I didn't notice any difference. The header still obscures the menu, but the header sits in front of the body content.


I downloaded and installed Opera (and if nobody here compliments me for this, the phone company should), and looked around.

Got it. The latest version of Opera doesn't think that a z-index of 100 is greater than a z-index of 1. But a little experimenting showed me that it does concede that a z-index of 100 is greater than one of 0. I therefore changed "1" to "0". My little prototype site now appears to work with the latest (as of just a few hours ago) version of Opera.

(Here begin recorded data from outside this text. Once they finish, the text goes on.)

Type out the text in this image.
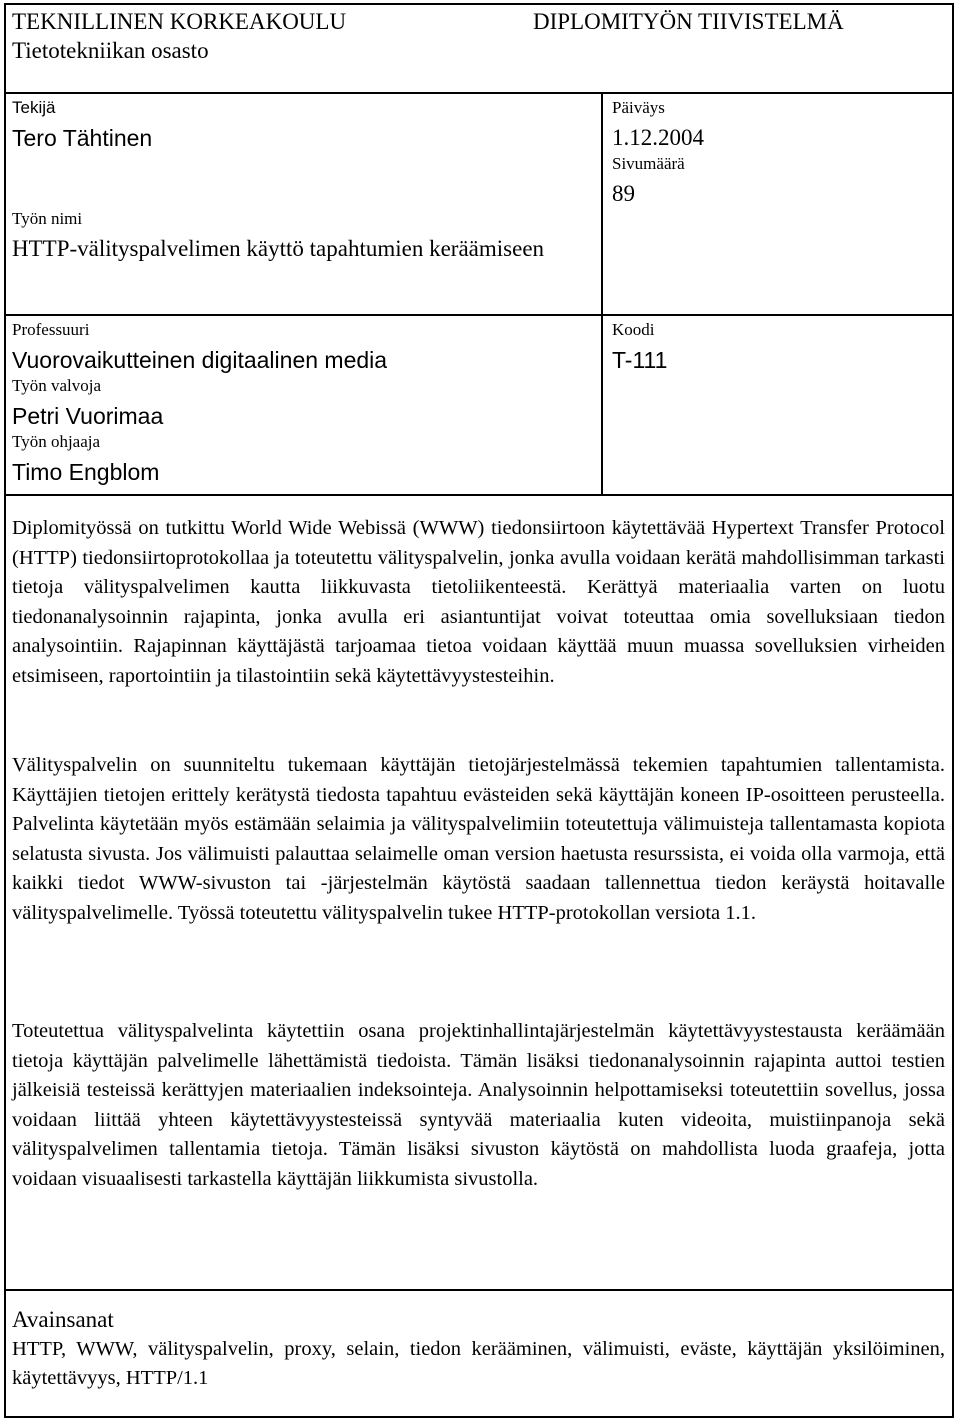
TEKNILLINEN KORKEAKOULU
Tietotekniikan osasto
DIPLOMITYÖN TIIVISTELMÄ
Tekijä
Tero Tähtinen
Työn nimi
HTTP-välityspalvelimen käyttö tapahtumien keräämiseen
Päiväys
1.12.2004
Sivumäärä
89
Professuuri
Vuorovaikutteinen digitaalinen media
Työn valvoja
Petri Vuorimaa
Työn ohjaaja
Timo Engblom
Koodi
T-111

Diplomityössä on tutkittu World Wide Webissä (WWW) tiedonsiirtoon käytettävää Hypertext Transfer Protocol (HTTP) tiedonsiirtoprotokollaa ja toteutettu välityspalvelin, jonka avulla voidaan kerätä mahdollisimman tarkasti tietoja välityspalvelimen kautta liikkuvasta tietoliikenteestä. Kerättyä materiaalia varten on luotu tiedonanalysoinnin rajapinta, jonka avulla eri asiantuntijat voivat toteuttaa omia sovelluksiaan tiedon analysointiin. Rajapinnan käyttäjästä tarjoamaa tietoa voidaan käyttää muun muassa sovelluksien virheiden etsimiseen, raportointiin ja tilastointiin sekä käytettävyystesteihin.

Välityspalvelin on suunniteltu tukemaan käyttäjän tietojärjestelmässä tekemien tapahtumien tallentamista. Käyttäjien tietojen erittely kerätystä tiedosta tapahtuu evästeiden sekä käyttäjän koneen IP-osoitteen perusteella. Palvelinta käytetään myös estämään selaimia ja välityspalvelimiin toteutettuja välimuisteja tallentamasta kopiota selatusta sivusta. Jos välimuisti palauttaa selaimelle oman version haetusta resurssista, ei voida olla varmoja, että kaikki tiedot WWW-sivuston tai -järjestelmän käytöstä saadaan tallennettua tiedon keräystä hoitavalle välityspalvelimelle. Työssä toteutettu välityspalvelin tukee HTTP-protokollan versiota 1.1.

Toteutettua välityspalvelinta käytettiin osana projektinhallintajärjestelmän käytettävyystestausta keräämään tietoja käyttäjän palvelimelle lähettämistä tiedoista. Tämän lisäksi tiedonanalysoinnin rajapinta auttoi testien jälkeisiä testeissä kerättyjen materiaalien indeksointeja. Analysoinnin helpottamiseksi toteutettiin sovellus, jossa voidaan liittää yhteen käytettävyystesteissä syntyvää materiaalia kuten videoita, muistiinpanoja sekä välityspalvelimen tallentamia tietoja. Tämän lisäksi sivuston käytöstä on mahdollista luoda graafeja, jotta voidaan visuaalisesti tarkastella käyttäjän liikkumista sivustolla.

Avainsanat
HTTP, WWW, välityspalvelin, proxy, selain, tiedon kerääminen, välimuisti, eväste, käyttäjän yksilöiminen, käytettävyys, HTTP/1.1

Previous versions of Opera? Gods know. I hope that people sufficiently on the ball to be using Opera will either (a) be using a recent version of Opera or (b) will have another good browser and won't mind switching to it.

I then had a certain attack of conscience over having hidden the menu from MSIE. I thought I'd instead present it, in a straightforward way. After all, an unattractive and not-so-convenient menu is better than no menu. So I rewrote the stylesheet that was MSIE-only (thanks to the Microsoft-proprietary "conditional comments" kludge). Instead of hiding the little menu, I got it do display it.

Well, it displayed the menu. It also screwed up a lot of other things.

I tentatively infer that MSIE 5.5 (the only version I have here) sometimes or often interprets

selector1 selector2 {property: value}

to mean

selector1, selector2 {property: value}

or similar. Ugh.

I'd hope that MS has since fixed this. I've therefore tentatively made two MSIE-only stylesheets:

(a) a "hide the little menu" stylesheet for MSIE < 6

(b) a "present the little menu straightforwardly and boringly" stylesheet for MSIE ≥ 6

So far, I've added this distinction to just one of the pages: this one.

I'd be grateful if any user of MSIE 6 or 7 would take a look at that page. Does the page look OK? Is the heading "A few of our courses" (near the top) in green or in black, and is the body copy in a regular or reduced size? If you see a menu of the items within the page, is it easy to read?

I may have to change the dividing point from 6 to 7, or even to 8.